Number of older people needing 24-hour care to soar by 2035
Most over-55s will be looking forward to a long and happy retirement, but the reality is that for some people their later years will not be lived in good health.
A report by the Lancet has indicated that the number of people who need 24-hour care is set to double between now and 2035.
That is a startling statistic, not least at a time when the UK's social care system is already under considerable strain and faces debate over its future. The last election saw the controversy over the so-called 'dementia tax' in the Conservative manifesto, regarded by many as a policy that could have cost them a majority. A new report will be out this autumn setting out some alternative proposals for dealing with the issue.
A number of reasons underlie the projected trend in care needs. The most obvious of these is that people are living longer. The Office for National Statistics confirmed this when they just how much longer people who reach old age are expected to go on living.
It showed the number of centenarians nearly doubled from 7,750 to 14,910 between 2002 and 2016, while the tally quadrupled in the 30 years after 1986. Small though this number is, it is sure to go on growing. The number of people aged over 85 is expected to double by 2035.
However, none of this means you are guaranteed to need 24-hour care on later life. The good news is there is plenty you can do to look after your health in later life.
Eat healthy to Keep dementia at bay
Nobody wants dementia in old age. The MIND diet created by the Rush University Medical Center in Chicago could halve the risk of developing Alzheimer's disease.
To follow it, you should eat fish, poultry, lots of green vegetables like broccoli and spinach, plenty of nuts, berries such as blueberries and strawberries, beans and whole grains. Best of all, have a glass of red wine a day!
At the same time, reduce the consumption of red meat, butter, cheese, sweets and anything fried.

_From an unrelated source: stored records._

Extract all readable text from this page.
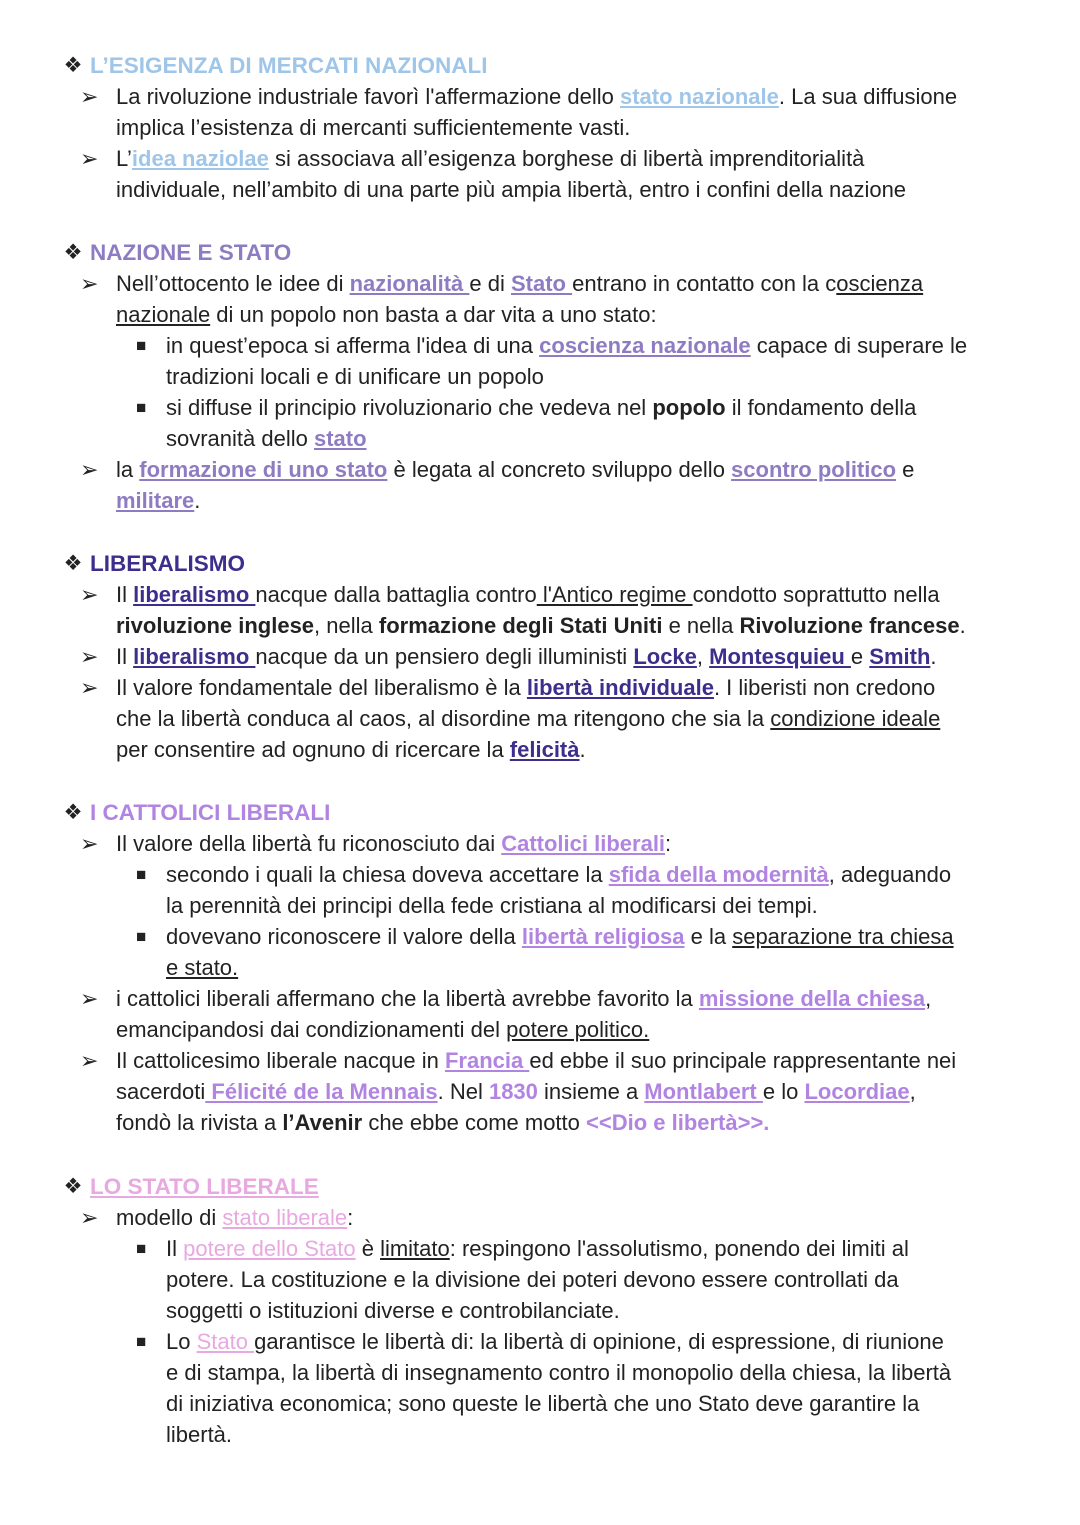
❖ L’ESIGENZA DI MERCATI NAZIONALI
➢ La rivoluzione industriale favorì l'affermazione dello stato nazionale. La sua diffusione
implica l’esistenza di mercanti sufficientemente vasti.
➢ L’idea naziolae si associava all’esigenza borghese di libertà imprenditorialità
individuale, nell’ambito di una parte più ampia libertà, entro i confini della nazione
❖ NAZIONE E STATO
➢ Nell’ottocento le idee di nazionalità e di Stato entrano in contatto con la coscienza
nazionale di un popolo non basta a dar vita a uno stato:
■ in quest’epoca si afferma l'idea di una coscienza nazionale capace di superare le
tradizioni locali e di unificare un popolo
■ si diffuse il principio rivoluzionario che vedeva nel popolo il fondamento della
sovranità dello stato
➢ la formazione di uno stato è legata al concreto sviluppo dello scontro politico e
militare.
❖ LIBERALISMO
➢ Il liberalismo nacque dalla battaglia contro l'Antico regime condotto soprattutto nella
rivoluzione inglese, nella formazione degli Stati Uniti e nella Rivoluzione francese.
➢ Il liberalismo nacque da un pensiero degli illuministi Locke, Montesquieu e Smith.
➢ Il valore fondamentale del liberalismo è la libertà individuale. I liberisti non credono
che la libertà conduca al caos, al disordine ma ritengono che sia la condizione ideale
per consentire ad ognuno di ricercare la felicità.
❖ I CATTOLICI LIBERALI
➢ Il valore della libertà fu riconosciuto dai Cattolici liberali:
■ secondo i quali la chiesa doveva accettare la sfida della modernità, adeguando
la perennità dei principi della fede cristiana al modificarsi dei tempi.
■ dovevano riconoscere il valore della libertà religiosa e la separazione tra chiesa
e stato.
➢ i cattolici liberali affermano che la libertà avrebbe favorito la missione della chiesa,
emancipandosi dai condizionamenti del potere politico.
➢ Il cattolicesimo liberale nacque in Francia ed ebbe il suo principale rappresentante nei
sacerdoti Félicité de la Mennais. Nel 1830 insieme a Montlabert e lo Locordiae,
fondò la rivista a l’Avenir che ebbe come motto <<Dio e libertà>>.
❖ LO STATO LIBERALE
➢ modello di stato liberale:
■ Il potere dello Stato è limitato: respingono l'assolutismo, ponendo dei limiti al
potere. La costituzione e la divisione dei poteri devono essere controllati da
soggetti o istituzioni diverse e controbilanciate.
■ Lo Stato garantisce le libertà di: la libertà di opinione, di espressione, di riunione
e di stampa, la libertà di insegnamento contro il monopolio della chiesa, la libertà
di iniziativa economica; sono queste le libertà che uno Stato deve garantire la
libertà.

The benefit of this diet is that it promotes generally better health, so it's a big win all round, even if it makes a cheese and wine party a 50-50 event.
Stay active, both physically and socially
Other steps that can help combat mental deterioration include remaining physically active and sociable. That is another reason not to plan for a lazy retirement.
There is another benefit to staying active and fit in retirement. You may have elderly relatives in need of care and may need to take on some of the burden yourself. This will not be possible if you are in poor health yourself by the time retirement age looms.
Prepare for every possibility
Equally, you might want to think about how to prepare yourself financially for the possibility you will need extensive care in old age. The UK's means-testing system for social care has been ranked as one of the harshest around, so don't count on the state unless the new Government plans to radically change this.
Saving money for later life is a wise move if you can do so. It will ensure that if your wealth levels are substantial - which will be penalised by the means test - at least you will have some liquid assets to help pay for your care.
It may also mean that working part-time later into life, or cancelling plans for an early retirement, makes more financial sense, as it offers a chance to make some extra money to put away.
Of course, it remains to be seen just what the Government will do about the social care issue in view of unfavourable demographic trends. But it is important to realise you can do a lot to help both yourself and your family.